As shown in Figure 3, the vanes curvature and placement on the rotor can be adapted to the specific purpose of use. On the left of Figure 3, a blade 2 is shown which is placed on the rotor 1 with a relatively sharp angle a to the rotor axis compared to the embodiment shown on the right with a significantly larger angle a. The embodiment on the right produces a shearing effect against the particles as the blade can act as a knife against the particles, while the design on the left gives a gentler treatment and here an angle a of around 10 ° is advantageously chosen.

The speed of the rotors is preferably chosen so that the peripheral speed of the blades is nominally around 2 m/s. The curvature of the blades is adapted to the special areas of use. Their shape can be part of a circle or ellipse with a radius of curvature in the order of magnitude from the distance between the rotor axis and the blade tips and less.

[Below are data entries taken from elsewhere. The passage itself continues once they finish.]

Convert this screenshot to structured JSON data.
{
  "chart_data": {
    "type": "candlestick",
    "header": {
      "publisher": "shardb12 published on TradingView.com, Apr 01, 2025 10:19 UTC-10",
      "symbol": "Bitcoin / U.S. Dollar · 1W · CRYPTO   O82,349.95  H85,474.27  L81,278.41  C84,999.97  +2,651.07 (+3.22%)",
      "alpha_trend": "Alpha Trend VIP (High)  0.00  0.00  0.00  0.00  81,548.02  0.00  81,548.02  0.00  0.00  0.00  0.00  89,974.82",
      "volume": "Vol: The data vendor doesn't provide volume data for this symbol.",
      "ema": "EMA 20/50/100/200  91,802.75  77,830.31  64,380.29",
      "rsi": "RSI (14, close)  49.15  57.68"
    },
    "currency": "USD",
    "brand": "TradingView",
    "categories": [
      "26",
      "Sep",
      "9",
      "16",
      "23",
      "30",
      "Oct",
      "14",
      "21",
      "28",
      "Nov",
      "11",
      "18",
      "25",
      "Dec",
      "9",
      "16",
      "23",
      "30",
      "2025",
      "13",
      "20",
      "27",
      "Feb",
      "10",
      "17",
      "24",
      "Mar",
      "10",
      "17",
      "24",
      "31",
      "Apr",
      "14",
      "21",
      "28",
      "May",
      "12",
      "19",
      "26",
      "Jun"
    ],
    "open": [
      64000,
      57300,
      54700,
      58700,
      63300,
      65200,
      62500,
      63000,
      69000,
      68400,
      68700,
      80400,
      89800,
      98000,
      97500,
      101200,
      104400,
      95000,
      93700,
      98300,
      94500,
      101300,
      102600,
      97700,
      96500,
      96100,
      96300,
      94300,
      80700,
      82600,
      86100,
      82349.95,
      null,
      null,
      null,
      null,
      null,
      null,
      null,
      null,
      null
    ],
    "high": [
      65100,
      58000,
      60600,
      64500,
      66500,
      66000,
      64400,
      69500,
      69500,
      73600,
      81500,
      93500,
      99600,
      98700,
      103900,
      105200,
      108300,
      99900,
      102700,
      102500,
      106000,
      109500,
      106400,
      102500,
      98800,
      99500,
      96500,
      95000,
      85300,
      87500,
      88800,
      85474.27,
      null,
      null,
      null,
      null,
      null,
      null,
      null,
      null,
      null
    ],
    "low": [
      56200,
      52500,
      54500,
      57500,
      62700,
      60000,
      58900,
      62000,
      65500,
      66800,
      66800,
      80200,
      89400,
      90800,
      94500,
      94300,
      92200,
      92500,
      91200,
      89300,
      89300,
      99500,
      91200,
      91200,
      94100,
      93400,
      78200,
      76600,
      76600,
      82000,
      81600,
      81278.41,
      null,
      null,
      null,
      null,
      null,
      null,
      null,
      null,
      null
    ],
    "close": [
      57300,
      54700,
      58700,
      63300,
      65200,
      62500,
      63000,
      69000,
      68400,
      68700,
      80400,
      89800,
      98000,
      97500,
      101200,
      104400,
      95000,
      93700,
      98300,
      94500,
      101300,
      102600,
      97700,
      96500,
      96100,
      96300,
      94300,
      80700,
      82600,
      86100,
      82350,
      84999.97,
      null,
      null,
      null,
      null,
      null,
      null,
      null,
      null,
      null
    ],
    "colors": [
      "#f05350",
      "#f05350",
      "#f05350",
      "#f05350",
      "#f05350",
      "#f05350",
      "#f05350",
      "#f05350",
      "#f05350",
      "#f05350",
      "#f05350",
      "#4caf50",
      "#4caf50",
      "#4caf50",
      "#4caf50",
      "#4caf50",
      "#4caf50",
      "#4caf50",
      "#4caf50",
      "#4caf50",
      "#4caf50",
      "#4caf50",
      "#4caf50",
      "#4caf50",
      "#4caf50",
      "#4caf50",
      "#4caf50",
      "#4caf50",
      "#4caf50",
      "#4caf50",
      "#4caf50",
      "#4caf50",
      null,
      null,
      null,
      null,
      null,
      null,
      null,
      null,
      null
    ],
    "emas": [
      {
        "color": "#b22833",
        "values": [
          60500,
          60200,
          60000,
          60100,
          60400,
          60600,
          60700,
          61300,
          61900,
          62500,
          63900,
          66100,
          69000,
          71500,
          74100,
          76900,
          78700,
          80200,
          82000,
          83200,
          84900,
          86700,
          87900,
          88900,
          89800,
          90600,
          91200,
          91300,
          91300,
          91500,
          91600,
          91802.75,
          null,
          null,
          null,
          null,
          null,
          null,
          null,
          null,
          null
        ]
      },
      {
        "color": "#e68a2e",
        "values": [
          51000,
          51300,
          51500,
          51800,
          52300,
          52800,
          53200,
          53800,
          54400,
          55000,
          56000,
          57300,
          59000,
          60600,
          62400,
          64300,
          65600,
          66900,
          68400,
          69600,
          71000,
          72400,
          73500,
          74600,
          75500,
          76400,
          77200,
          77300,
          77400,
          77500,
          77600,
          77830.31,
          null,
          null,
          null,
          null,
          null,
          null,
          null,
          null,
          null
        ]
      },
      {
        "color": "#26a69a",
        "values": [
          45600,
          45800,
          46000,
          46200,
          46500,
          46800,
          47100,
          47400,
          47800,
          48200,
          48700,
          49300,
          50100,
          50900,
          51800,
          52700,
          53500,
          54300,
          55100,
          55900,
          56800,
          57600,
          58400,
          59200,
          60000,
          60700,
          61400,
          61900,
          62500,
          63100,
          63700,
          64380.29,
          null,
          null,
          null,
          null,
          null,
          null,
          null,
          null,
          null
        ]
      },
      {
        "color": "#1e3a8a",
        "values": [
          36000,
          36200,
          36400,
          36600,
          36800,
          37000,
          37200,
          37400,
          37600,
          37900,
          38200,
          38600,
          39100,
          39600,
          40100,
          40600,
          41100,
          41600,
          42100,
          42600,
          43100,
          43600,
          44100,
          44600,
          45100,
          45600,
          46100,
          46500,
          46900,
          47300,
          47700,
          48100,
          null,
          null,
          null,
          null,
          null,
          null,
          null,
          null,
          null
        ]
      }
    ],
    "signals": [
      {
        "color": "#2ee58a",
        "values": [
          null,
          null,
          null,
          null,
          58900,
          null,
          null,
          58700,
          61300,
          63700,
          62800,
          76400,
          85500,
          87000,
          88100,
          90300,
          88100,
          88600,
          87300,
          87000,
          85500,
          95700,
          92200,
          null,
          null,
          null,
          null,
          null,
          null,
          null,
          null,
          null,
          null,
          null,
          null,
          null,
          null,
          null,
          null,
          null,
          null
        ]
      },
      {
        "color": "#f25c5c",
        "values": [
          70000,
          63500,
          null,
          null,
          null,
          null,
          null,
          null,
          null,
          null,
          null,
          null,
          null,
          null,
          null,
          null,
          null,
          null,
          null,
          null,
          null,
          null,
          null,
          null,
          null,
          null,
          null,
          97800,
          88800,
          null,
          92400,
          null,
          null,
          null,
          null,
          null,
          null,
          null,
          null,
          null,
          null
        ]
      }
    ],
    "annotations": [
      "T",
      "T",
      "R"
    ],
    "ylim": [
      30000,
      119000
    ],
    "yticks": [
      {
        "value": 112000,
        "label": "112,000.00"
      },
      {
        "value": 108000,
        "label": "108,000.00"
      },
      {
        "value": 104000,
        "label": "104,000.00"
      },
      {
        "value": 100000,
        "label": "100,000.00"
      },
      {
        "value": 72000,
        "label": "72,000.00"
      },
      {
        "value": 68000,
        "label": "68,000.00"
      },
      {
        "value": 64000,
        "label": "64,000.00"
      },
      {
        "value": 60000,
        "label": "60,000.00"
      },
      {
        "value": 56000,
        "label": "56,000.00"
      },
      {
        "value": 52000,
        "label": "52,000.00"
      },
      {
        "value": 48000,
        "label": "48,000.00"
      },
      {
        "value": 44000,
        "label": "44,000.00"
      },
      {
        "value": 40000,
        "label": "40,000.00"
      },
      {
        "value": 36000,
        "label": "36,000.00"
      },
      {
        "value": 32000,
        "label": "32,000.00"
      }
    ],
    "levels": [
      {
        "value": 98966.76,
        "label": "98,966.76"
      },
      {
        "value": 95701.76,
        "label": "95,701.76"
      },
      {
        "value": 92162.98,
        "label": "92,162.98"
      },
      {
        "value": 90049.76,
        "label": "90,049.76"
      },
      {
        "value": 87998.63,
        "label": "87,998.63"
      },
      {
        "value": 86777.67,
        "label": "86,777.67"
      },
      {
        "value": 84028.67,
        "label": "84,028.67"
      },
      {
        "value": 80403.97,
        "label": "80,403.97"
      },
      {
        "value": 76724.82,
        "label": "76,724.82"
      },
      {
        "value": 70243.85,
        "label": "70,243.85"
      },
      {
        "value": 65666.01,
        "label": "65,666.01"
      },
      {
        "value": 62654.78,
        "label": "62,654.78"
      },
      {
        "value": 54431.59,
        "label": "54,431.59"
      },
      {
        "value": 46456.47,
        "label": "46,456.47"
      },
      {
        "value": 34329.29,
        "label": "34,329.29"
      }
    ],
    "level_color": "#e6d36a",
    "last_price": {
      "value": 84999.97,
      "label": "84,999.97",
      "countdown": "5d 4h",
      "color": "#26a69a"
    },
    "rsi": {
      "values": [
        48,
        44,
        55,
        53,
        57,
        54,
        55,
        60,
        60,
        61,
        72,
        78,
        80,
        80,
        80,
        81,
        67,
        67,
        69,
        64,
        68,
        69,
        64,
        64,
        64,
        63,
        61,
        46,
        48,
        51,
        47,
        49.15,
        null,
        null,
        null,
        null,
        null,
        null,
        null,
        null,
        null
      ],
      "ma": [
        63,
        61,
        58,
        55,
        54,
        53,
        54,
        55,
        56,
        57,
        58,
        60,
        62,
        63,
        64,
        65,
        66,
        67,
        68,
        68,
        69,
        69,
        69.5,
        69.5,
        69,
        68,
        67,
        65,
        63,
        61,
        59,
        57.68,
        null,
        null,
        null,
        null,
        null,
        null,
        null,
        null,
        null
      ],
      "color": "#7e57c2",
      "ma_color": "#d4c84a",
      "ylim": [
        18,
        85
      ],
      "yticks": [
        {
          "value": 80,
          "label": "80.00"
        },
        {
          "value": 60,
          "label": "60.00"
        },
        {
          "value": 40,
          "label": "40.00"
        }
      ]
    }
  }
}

Figure 4 shows a shovel mounted on an avisor plate 5 for use especially when mixing slow masses which tend to build up on the back of the shovels. With the deflector plate, it is ensured that such masses of the particles are carried along the deflector plate and are swept along in the masses from the "bottom" of the deflector plate's drop shape.

Claims (9)

1. Continuous mixer for mass particles, with two parallel rotors (1) rotating in opposite directions, both with several vanes (2) arranged radially outward from the rotor and arranged for forward movement of the particles through the mixer, CHARACTERIZED IN THAT the vanes (2) are curve in an axis-parallel section, preferably corresponding to part of a circular arc or elliptical arc. 2. Mixer according to claim 1, CHARACTERIZED IN that the vanes are arranged alternately to two sides of the rotors in an axial plane. 3. Mixer according to claim 1, CHARACTERIZED IN THAT the blades are arranged alternately to two sides of the rotors in two axial planes. 4. Mixer according to the preceding claim, CHARACTERIZED BY the fact that the curvature of the blades is essentially of an order of magnitude equal to the distance from the rotor axis to the periphery of the blades or less. 5. Mixer according to the preceding claim, CHARACTERIZED BY the fact that the curvature of the blades essentially covers less than 90° of a complete circle. 6. Mixer according to the preceding claim, CHARACTERIZED BY the fact that the vanes are positioned on the rotor in such a way that they hit the particles with their convex sides. 7. Mixer according to claims 1-5, CHARACTERIZED IN THAT the vanes are positioned on the rotors in such a way that they hit the particles with their concave sides. 8. Mixer according to the preceding claim, CHARACTERIZED BY the fact that drop-shaped deflector plates are arranged on the back of each blade to prevent the build-up of mass when slow masses are mixed in. 9. Mixer according to the preceding claim, CHARACTERIZED IN THAT the rotors are each driven by a separate motor.